Matt Palmer’s catchy debut; NPH punks out as Hedwig

Matt-Palmer

WIG OUT OF THE BOX | Neil Patrick Harris won a Tony last month as ‘Hedwig;’ now you can hear why.

Screen shot 2014-07-10 at 1.56.58 PMStranger than Fiction
Matt Palmer

From the familiar squeezed-sound opening of “The Break-Up” — the opening track from Matt Palmer’s self-released debut EP — it’s clear he’s adept at those radio-friendly songs that gets your head boppin’ to easy lyrics. That it’s stylistically indistinguishable from the CD’s second track, ”Whatever It Takes,” is hardly a bad thing — Palmer’s upbeat, wailing tenor was made for pop music.

Openly gay, Palmer doesn’t shy away from making it clear when he’s singing about another man, as he does most plainly on the most directly R&B-infused songs. “Teardrops” explains his sexual unrequited yearning while delving briefly into rap (musically, it’s the most convoluted song, but the words resonate). “Only When It Rains,” which substantially samples the Garbage hit from the mid-1990s, turns the perspective of the song in on itself: Instead of singing I’m only happy when it rains, Palmer says He’s only … voicing a frustration with relationships that sounds as bitchy as gay boys at brunch.

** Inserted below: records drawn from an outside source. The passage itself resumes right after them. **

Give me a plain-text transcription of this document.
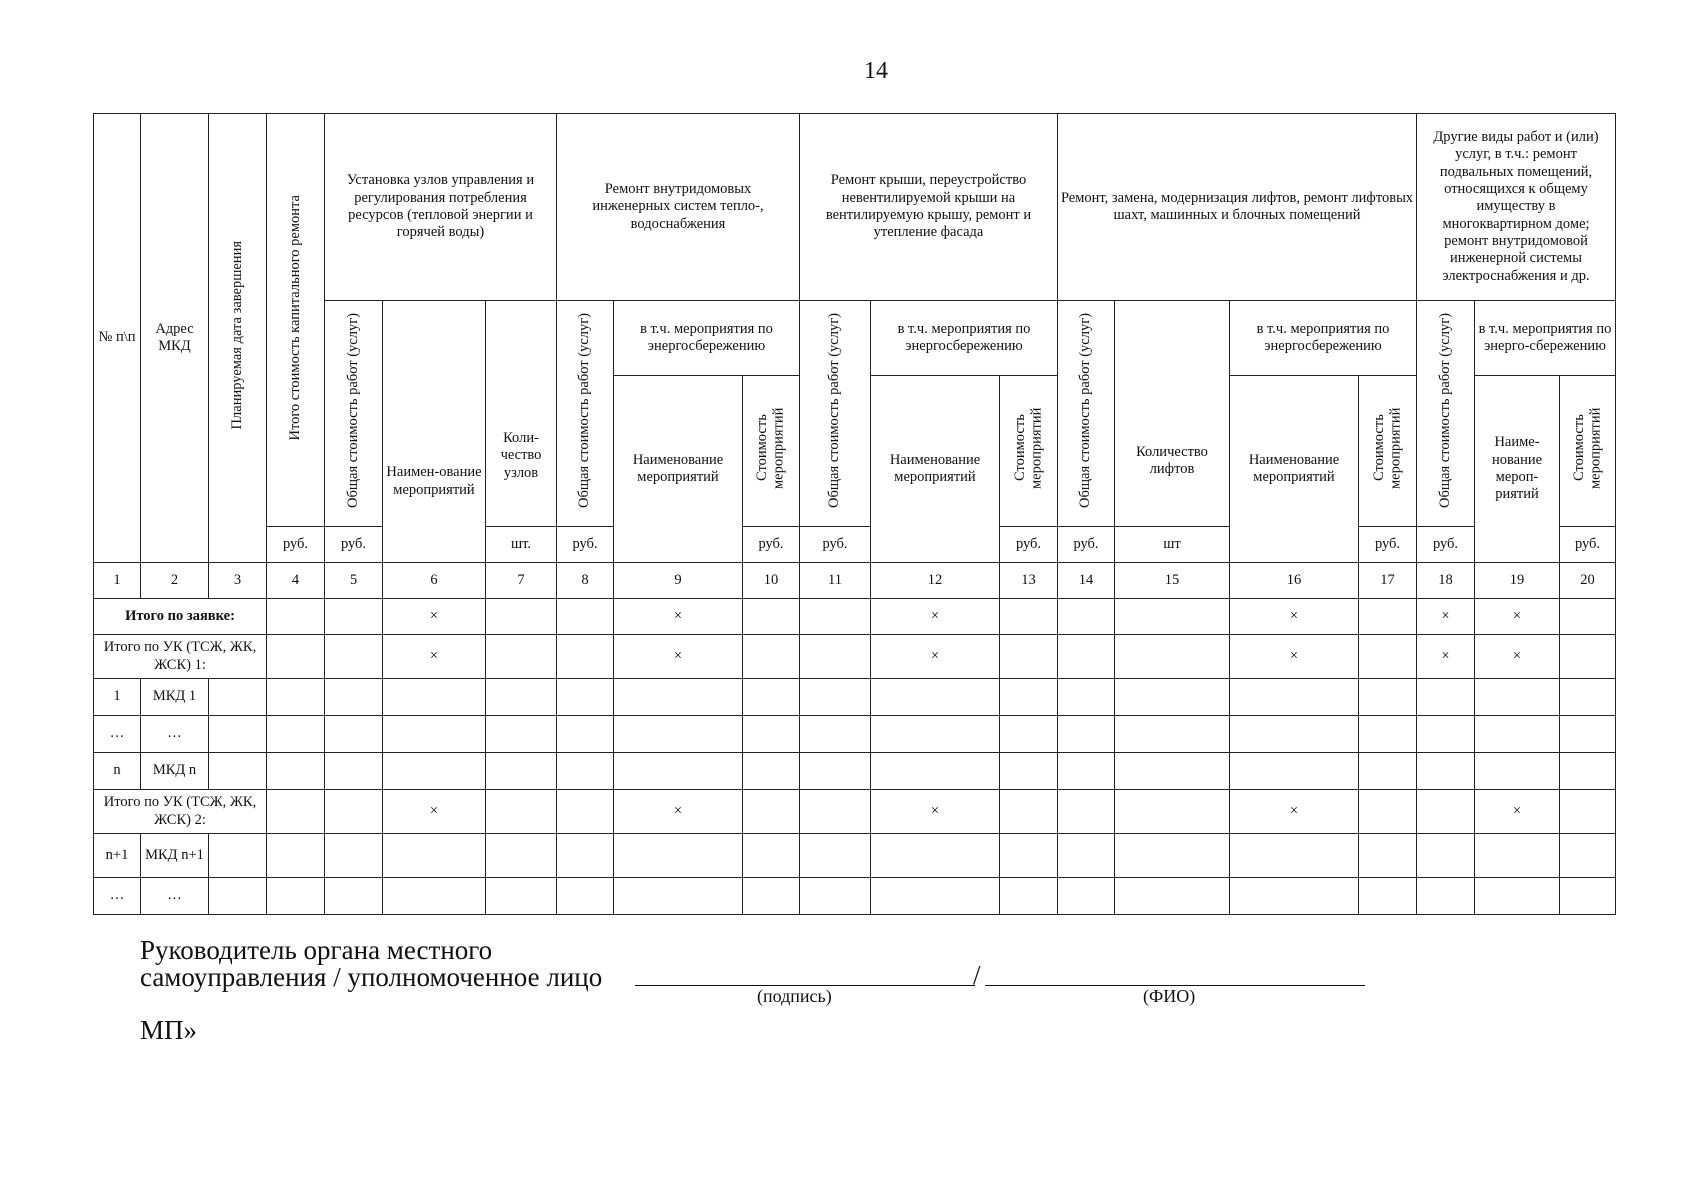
14
№ п\п	Адрес МКД	Планируемая дата завершения	Итого стоимость капитального ремонта	Установка узлов управления и регулирования потребления ресурсов (тепловой энергии и горячей воды)			Ремонт внутридомовых инженерных систем тепло-, водоснабжения			Ремонт крыши, переустройство невентилируемой крыши на вентилируемую крышу, ремонт и утепление фасада			Ремонт, замена, модернизация лифтов, ремонт лифтовых шахт, машинных и блочных помещений				Другие виды работ и (или) услуг, в т.ч.: ремонт подвальных помещений, относящихся к общему имуществу в многоквартирном доме; ремонт внутридомовой инженерной системы электроснабжения и др.		
				Общая стоимость работ (услуг)	Наимен-ование мероприятий	Коли-чество узлов	Общая стоимость работ (услуг)	в т.ч. мероприятия по энергосбережению		Общая стоимость работ (услуг)	в т.ч. мероприятия по энергосбережению		Общая стоимость работ (услуг)	Количество лифтов	в т.ч. мероприятия по энергосбережению		Общая стоимость работ (услуг)	в т.ч. мероприятия по энерго-сбережению	
								Наименование мероприятий	Стоимость мероприятий		Наименование мероприятий	Стоимость мероприятий			Наименование мероприятий	Стоимость мероприятий		Наиме-нование мероп-риятий	Стоимость мероприятий
			руб.	руб.		шт.	руб.		руб.	руб.		руб.	руб.	шт		руб.	руб.		руб.
1	2	3	4	5	6	7	8	9	10	11	12	13	14	15	16	17	18	19	20
Итого по заявке:					×			×			×				×		×	×	
Итого по УК (ТСЖ, ЖК, ЖСК) 1:					×			×			×				×		×	×	
1	МКД 1																		
…	…																		
n	МКД n																		
Итого по УК (ТСЖ, ЖК, ЖСК) 2:					×			×			×				×			×	
n+1	МКД n+1																		
…	…																		
Руководитель органа местного
самоуправления / уполномоченное лицо	/
(подпись)	(ФИО)
МП»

“Give Me You” offers an engaging syncopated Calypso rhythm with layered lyric tracks, while “Snow” starts off with a simple piano-vocal solo that sounds like it might be all-unplugged, but Palmer can’t resist adding some reverb and supplementing the baseline with strings on the mix. That’s the sign of a musician who wants it all, and is willing to give it to anybody who’ll listen. See interview, Matt Booming.

 

Screen shot 2014-07-10 at 2.00.36 PMHedwig and the Angry Inch
Original Broadway cast recording

Anyone who has seen Dr. Horrible’s Sing-Along Blog — or even caught his appearance on Glee a few seasons ago — knows that Neil Patrick Harris knows his way around a song. For those who didn’t realize it yet, they should be convinced by Hedwig and the Angry Inch. The original cast recording of the Tony Award-winning revival, just out on CD and other formats, is a testament not only to Harris but to composer Stephen Trask and the entire production, which comes through clearly as what it is: A true rock opera.

A cast recording has never been available before, though the show has been around for more than 15 years, but that doesn’t mean you haven’t had access to the songs. The indie film — directed by and starring John Cameron Mitchell, who also wrote the script — is a showcase for Mitchell’s interpretation of a character he wrote; no other singers stand out on the soundtrack. But here, we not only get Harris’ reinterpretation of the lyrics and phrasing (sometimes better than Mitchell, sometimes not, but always engaging), we also have Lena Hall’s voice in the unfamiliar numbers “When Love Explodes (Love Theme from The Hurt Locker)” and “The Long Grift,” and you realize why she won a Tony last month, too.

Trask’s score is a genuinely rock-infused — a rollicking punk celebration that rivals Green Day’s American Idiot and Richard O’Brien’s Rocky Horror Show. It howls, it screeches, it wails and thrashes across 14 numbers, including “Tear Me Down,” “Wig in a Box,” “Wicked Little Town” and “Midnight Radio.” If those titles don’t ring a bell already, trust me: Listen to this album once, and you’ll quickly get hooked and commit them to memory.

— Arnold Wayne Jones

This article appeared in the Dallas Voice print edition July 11, 2014.